1. Probability and Random Variables
- Concept: Probability is the branch of mathematics concerning numerical descriptions of how likely an event is to occur or how likely it is that a proposition is true. A random variable is a variable whose possible values are numerical outcomes of a random phenomenon.
- General Application: In many fields including computer science, statistics, finance, and engineering, probability and random variables are used to model uncertainty and to make predictions about future events.
- Drug Discovery Application:
- Assessing the likelihood of a drug-target interaction based on physicochemical properties of the drug and the target.
- Predicting potential side effects of a drug by modeling the interaction between the drug and various biological systems as random variables.
- Analyzing genetic variations (SNPs) and their correlation with drug efficacy and adverse drug reactions.
2. pmf (probability mass function), pdf (probability density function), cdf (cumulative distribution function)
- Concept: A pmf is a function that gives the probability that a discrete random variable is equal to some value. A pdf is a function whose value at any given sample in the sample space can be interpreted as providing a relative likelihood that the value of the random variable would equal that sample.
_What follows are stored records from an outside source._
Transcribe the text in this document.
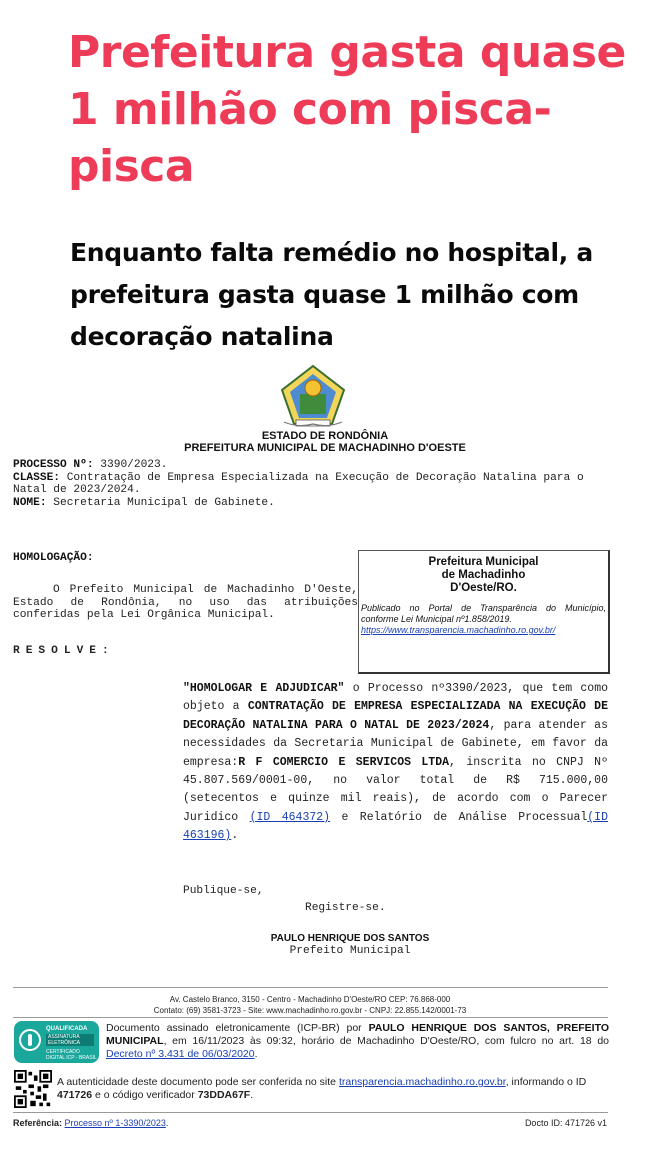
Prefeitura gasta quase 1 milhão com pisca-pisca
Enquanto falta remédio no hospital, a prefeitura gasta quase 1 milhão com decoração natalina
ESTADO DE RONDÔNIA
PREFEITURA MUNICIPAL DE MACHADINHO D'OESTE
PROCESSO Nº: 3390/2023.
CLASSE: Contratação de Empresa Especializada na Execução de Decoração Natalina para o Natal de 2023/2024.
NOME: Secretaria Municipal de Gabinete.
HOMOLOGAÇÃO:
O Prefeito Municipal de Machadinho D'Oeste, Estado de Rondônia, no uso das atribuições conferidas pela Lei Orgânica Municipal.
RESOLVE:
Prefeitura Municipal
de Machadinho
D'Oeste/RO.
Publicado no Portal de Transparência do Município, conforme Lei Municipal nº1.858/2019.
https://www.transparencia.machadinho.ro.gov.br/
"HOMOLOGAR E ADJUDICAR" o Processo nº3390/2023, que tem como objeto a CONTRATAÇÃO DE EMPRESA ESPECIALIZADA NA EXECUÇÃO DE DECORAÇÃO NATALINA PARA O NATAL DE 2023/2024, para atender as necessidades da Secretaria Municipal de Gabinete, em favor da empresa:R F COMERCIO E SERVICOS LTDA, inscrita no CNPJ Nº 45.807.569/0001-00, no valor total de R$ 715.000,00 (setecentos e quinze mil reais), de acordo com o Parecer Juridico (ID 464372) e Relatório de Análise Processual(ID 463196).
Publique-se,
Registre-se.
PAULO HENRIQUE DOS SANTOS
Prefeito Municipal
Av. Castelo Branco, 3150 - Centro - Machadinho D'Oeste/RO CEP: 76.868-000
Contato: (69) 3581-3723 - Site: www.machadinho.ro.gov.br - CNPJ: 22.855.142/0001-73
QUALIFICADA
ASSINATURA ELETRÔNICA
CERTIFICADO DIGITAL ICP - BRASIL
Documento assinado eletronicamente (ICP-BR) por PAULO HENRIQUE DOS SANTOS, PREFEITO MUNICIPAL, em 16/11/2023 às 09:32, horário de Machadinho D'Oeste/RO, com fulcro no art. 18 do Decreto nº 3.431 de 06/03/2020.
A autenticidade deste documento pode ser conferida no site transparencia.machadinho.ro.gov.br, informando o ID 471726 e o código verificador 73DDA67F.
Referência: Processo nº 1-3390/2023.	Docto ID: 471726 v1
A cdf is a function used to specify the probability of a random variable falling within a range of values.
- General Application: They are used in statistics and probability theory to describe and analyze random variables and their distributions.
- Drug Discovery Application:
- PMF can be used to calculate the probability of a specific genetic mutation in a population, which may influence the effectiveness of a drug.
- PDF can be used to model the distribution of different dosage levels of a drug in a patient population.
- CDF can be used to quantify the cumulative probability of a drug achieving a certain level of effectiveness.
3. Mean and Variance
- Concept: The mean is the average of a set of numbers, while the variance measures how spread out the numbers are from the mean.
- General Application: They are used in statistics and probability theory to summarize data and to measure the dispersion of data.
- Drug Discovery Application:
- The mean and variance can be used to measure the average effectiveness of a drug and the variability in effectiveness among patients.
- These metrics can also be used in the analysis of 'omic' data (genomic, proteomic, metabolomic), helping to identify potential drug targets.
4. Markov and Chebyshev inequalities, Chernoff bounds
- Concept: These are mathematical inequalities that provide bounds on the tail probabilities of random variables.
- General Application: They are used in probability theory and statistics to make estimations and predictions about random variables.
- Drug Discovery Application:
- These inequalities and bounds can be used to estimate the probability of rare adverse drug reactions.
- They can also be used to estimate the range within which the majority of responses to a drug will fall in a population.
5. Estimation (LMSE - Least Mean Square Error, MMSE - Minimum Mean Square Error, MLE - Maximum Likelihood Estimation)
- Concept: These are methods for estimating the parameters of a statistical model. LMSE and MMSE are methods used to estimate a signal in the presence of noise, whereas MLE is a method for estimating the parameters of a statistical model, given observations.
- General Application: They are used in statistics and machine learning for parameter estimation and prediction.
- Drug Discovery Application:
- These estimation methods can be used in bioinformatics to predict the structure of proteins or the interaction between proteins and potential drugs.
- They can also be used in pharmacokinetic and pharmacodynamic modeling to predict the absorption, distribution, metabolism, and excretion of drugs in the body.